Can anyone guess where the problem occurs in this line of reasoning? Here's a hint: humans aren't the only meat-eaters on the planet. If humans and animals are so morally equivalent, then carnivorous animals are committing a grave moral evil every time they kill and eat just to survive. Vegans might say that carnivores aren't sentient and can't reflect on the moral implications of their actions, but this is just an admission that humans and animals really are fundamentally different.
Vegans who accept that humans and animals are fundamentally different would likely argue from this angle: because humans have a capacity for conscious reflection, we can recognize suffering in other creatures. In doing so, we incur a responsibility to prevent that suffering whenever we can. Again, vegans' animal friends catch them in a trap. Not only would humans have to refrain from killing and eating animals for meat, we would also have to stop carnivorous animals from doing the same. Why? Well, to an animal, being killed and eaten is no different no matter who's doing it. In fact, being torn apart alive by a pack of wolves is probably a great deal more painful than dying of a single clean blow from a human rifle, mallet, knife, or other instrument. Therefore, humans would have a moral obligation to prevent such suffering by incarcerating carnivorous animals and put them on vegan diets.
Anyone can see how absurd such a proposition is.
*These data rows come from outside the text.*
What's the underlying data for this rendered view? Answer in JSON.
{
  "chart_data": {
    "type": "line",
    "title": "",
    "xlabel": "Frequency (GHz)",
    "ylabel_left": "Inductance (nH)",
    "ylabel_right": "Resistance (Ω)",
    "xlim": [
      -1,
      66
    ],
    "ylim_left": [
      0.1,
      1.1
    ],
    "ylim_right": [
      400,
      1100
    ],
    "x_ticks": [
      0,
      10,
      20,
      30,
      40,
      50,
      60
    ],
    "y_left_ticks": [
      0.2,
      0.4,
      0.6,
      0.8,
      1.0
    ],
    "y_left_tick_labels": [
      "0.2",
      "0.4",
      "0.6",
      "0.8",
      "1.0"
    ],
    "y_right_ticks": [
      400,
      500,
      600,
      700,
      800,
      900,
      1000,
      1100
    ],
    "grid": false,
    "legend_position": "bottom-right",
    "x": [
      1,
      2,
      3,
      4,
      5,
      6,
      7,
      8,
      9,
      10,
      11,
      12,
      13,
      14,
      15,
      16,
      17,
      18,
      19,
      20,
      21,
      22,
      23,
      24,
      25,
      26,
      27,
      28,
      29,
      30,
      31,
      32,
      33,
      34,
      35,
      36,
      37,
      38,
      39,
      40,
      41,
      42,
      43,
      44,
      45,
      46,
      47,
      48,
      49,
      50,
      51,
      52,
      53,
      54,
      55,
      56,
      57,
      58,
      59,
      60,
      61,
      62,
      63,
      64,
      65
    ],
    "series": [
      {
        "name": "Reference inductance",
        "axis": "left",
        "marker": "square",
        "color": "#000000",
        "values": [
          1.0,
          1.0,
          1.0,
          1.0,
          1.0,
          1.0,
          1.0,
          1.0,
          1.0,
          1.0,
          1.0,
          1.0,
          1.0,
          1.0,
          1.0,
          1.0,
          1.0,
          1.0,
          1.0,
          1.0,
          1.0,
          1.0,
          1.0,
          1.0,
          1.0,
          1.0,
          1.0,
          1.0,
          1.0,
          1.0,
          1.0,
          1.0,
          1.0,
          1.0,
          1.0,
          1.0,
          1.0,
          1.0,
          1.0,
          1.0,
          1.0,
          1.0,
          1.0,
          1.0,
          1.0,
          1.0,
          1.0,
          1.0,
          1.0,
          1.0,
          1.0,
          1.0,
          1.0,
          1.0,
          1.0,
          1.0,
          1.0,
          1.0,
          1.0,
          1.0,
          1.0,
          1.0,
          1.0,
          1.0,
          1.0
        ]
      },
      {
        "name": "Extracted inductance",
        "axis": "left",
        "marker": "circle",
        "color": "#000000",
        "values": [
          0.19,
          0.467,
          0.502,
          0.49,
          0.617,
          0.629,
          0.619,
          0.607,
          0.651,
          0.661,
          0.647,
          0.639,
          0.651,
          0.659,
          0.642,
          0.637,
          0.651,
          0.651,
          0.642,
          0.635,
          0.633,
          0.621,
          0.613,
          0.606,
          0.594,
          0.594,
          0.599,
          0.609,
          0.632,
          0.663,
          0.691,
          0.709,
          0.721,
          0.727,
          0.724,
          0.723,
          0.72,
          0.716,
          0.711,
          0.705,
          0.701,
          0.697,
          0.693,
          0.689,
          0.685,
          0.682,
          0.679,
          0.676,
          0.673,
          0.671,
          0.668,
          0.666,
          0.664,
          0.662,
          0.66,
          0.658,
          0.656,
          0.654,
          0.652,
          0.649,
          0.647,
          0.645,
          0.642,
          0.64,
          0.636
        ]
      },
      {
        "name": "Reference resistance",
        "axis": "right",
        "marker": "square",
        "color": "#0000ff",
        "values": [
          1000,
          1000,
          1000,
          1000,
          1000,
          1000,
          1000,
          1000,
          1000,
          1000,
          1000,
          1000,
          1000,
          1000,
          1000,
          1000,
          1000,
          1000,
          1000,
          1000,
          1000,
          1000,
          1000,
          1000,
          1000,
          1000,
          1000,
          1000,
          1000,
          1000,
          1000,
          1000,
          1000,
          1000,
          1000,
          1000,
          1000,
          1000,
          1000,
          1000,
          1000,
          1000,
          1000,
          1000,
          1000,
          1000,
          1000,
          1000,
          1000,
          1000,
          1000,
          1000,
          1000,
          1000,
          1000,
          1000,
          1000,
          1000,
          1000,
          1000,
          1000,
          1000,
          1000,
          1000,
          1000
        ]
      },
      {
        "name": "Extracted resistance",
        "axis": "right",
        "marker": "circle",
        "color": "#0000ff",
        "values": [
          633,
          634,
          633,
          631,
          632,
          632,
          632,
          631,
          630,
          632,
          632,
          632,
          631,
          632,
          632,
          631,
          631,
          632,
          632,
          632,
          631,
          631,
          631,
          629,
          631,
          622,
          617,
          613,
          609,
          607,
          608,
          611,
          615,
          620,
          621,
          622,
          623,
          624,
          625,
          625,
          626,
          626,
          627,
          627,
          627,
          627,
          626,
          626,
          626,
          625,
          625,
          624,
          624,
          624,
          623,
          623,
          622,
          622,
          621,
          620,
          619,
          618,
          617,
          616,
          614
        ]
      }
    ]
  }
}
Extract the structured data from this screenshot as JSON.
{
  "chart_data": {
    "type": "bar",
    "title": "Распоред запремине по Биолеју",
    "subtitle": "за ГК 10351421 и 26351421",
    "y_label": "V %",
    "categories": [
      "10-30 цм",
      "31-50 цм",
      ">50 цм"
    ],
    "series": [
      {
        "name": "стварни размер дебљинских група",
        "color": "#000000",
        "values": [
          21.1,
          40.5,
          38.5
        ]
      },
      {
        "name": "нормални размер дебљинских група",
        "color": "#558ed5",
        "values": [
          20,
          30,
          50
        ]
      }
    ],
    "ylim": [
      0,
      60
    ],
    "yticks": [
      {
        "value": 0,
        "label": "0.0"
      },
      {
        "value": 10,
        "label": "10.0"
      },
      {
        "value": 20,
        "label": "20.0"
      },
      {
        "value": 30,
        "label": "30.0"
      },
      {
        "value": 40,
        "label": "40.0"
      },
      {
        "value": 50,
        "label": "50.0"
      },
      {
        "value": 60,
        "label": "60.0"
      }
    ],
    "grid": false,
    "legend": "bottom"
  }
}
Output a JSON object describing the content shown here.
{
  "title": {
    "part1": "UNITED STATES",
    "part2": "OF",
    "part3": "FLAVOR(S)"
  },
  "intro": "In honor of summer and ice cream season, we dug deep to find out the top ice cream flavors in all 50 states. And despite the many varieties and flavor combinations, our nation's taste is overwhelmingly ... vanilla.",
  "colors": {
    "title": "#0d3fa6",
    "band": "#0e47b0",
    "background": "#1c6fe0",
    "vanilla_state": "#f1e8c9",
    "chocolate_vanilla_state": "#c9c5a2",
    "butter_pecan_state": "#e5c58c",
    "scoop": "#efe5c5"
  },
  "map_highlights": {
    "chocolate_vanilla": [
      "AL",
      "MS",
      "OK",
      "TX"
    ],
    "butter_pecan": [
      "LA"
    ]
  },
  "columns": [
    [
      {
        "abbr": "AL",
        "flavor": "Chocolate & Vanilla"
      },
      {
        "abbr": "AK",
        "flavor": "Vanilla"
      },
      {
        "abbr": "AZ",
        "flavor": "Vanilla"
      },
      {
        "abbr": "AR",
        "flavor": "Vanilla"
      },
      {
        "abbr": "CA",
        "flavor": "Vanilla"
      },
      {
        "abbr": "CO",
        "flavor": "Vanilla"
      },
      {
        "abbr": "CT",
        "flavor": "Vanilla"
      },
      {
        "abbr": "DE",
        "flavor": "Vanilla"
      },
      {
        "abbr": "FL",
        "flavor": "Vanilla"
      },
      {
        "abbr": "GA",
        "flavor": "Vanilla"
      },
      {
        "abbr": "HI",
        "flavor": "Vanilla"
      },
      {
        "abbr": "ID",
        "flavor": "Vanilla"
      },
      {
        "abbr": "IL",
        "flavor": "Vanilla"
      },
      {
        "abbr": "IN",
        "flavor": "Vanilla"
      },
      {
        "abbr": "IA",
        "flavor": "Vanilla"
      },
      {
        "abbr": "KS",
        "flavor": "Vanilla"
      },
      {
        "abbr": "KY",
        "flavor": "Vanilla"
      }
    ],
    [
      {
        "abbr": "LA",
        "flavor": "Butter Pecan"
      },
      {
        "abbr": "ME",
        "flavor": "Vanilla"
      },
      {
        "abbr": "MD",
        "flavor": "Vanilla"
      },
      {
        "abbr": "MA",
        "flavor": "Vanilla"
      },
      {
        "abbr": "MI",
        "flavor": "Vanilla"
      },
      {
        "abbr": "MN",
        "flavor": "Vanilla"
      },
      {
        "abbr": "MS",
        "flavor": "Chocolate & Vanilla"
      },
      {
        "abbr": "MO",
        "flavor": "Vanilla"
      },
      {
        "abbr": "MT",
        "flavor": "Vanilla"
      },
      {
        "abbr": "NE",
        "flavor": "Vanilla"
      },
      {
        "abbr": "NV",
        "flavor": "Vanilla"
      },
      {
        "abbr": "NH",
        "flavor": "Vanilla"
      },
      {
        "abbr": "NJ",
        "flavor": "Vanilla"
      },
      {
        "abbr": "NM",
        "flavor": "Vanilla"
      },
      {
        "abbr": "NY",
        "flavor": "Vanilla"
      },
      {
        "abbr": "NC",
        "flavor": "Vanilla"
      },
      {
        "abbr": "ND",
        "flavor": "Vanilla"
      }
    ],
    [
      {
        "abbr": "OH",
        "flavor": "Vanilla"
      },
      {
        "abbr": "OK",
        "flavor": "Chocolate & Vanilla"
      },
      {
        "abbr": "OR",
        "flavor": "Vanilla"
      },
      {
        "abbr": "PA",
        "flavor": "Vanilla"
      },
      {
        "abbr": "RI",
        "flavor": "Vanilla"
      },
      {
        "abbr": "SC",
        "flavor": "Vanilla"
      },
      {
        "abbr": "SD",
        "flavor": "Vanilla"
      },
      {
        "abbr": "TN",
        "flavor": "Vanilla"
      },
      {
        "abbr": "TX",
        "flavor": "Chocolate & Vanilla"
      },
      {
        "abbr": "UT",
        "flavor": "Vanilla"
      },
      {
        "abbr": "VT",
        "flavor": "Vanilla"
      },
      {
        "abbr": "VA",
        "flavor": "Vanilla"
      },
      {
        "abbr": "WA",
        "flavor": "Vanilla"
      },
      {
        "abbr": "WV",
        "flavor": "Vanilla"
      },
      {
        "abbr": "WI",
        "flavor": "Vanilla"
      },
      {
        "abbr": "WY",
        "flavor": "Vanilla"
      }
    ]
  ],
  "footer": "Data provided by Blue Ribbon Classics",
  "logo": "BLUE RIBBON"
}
Vegans object to zoos because they believe caging wild animals does them a great deal of harm. Would they be willing to violate their own principles in order to uphold them? Is such a thing even possible? Furthermore, I seriously doubt that sharks, crocodiles, snakes, and other exclusively carnivorous species could survive on a vegan diet. To put them on one would likely kill them.
This is the whole problem with veganism. Despite their enthusiasm for "living in harmony with nature," vegans ignore the fundamental realities of living beings. Some animals, including humans, eat other animals for food. There's nothing wrong with it; it's just the way we are. Perhaps we should do more to make sure that the animals we eat are treated more humanely and subjected to as little suffering as possible, but we have every right to eat them.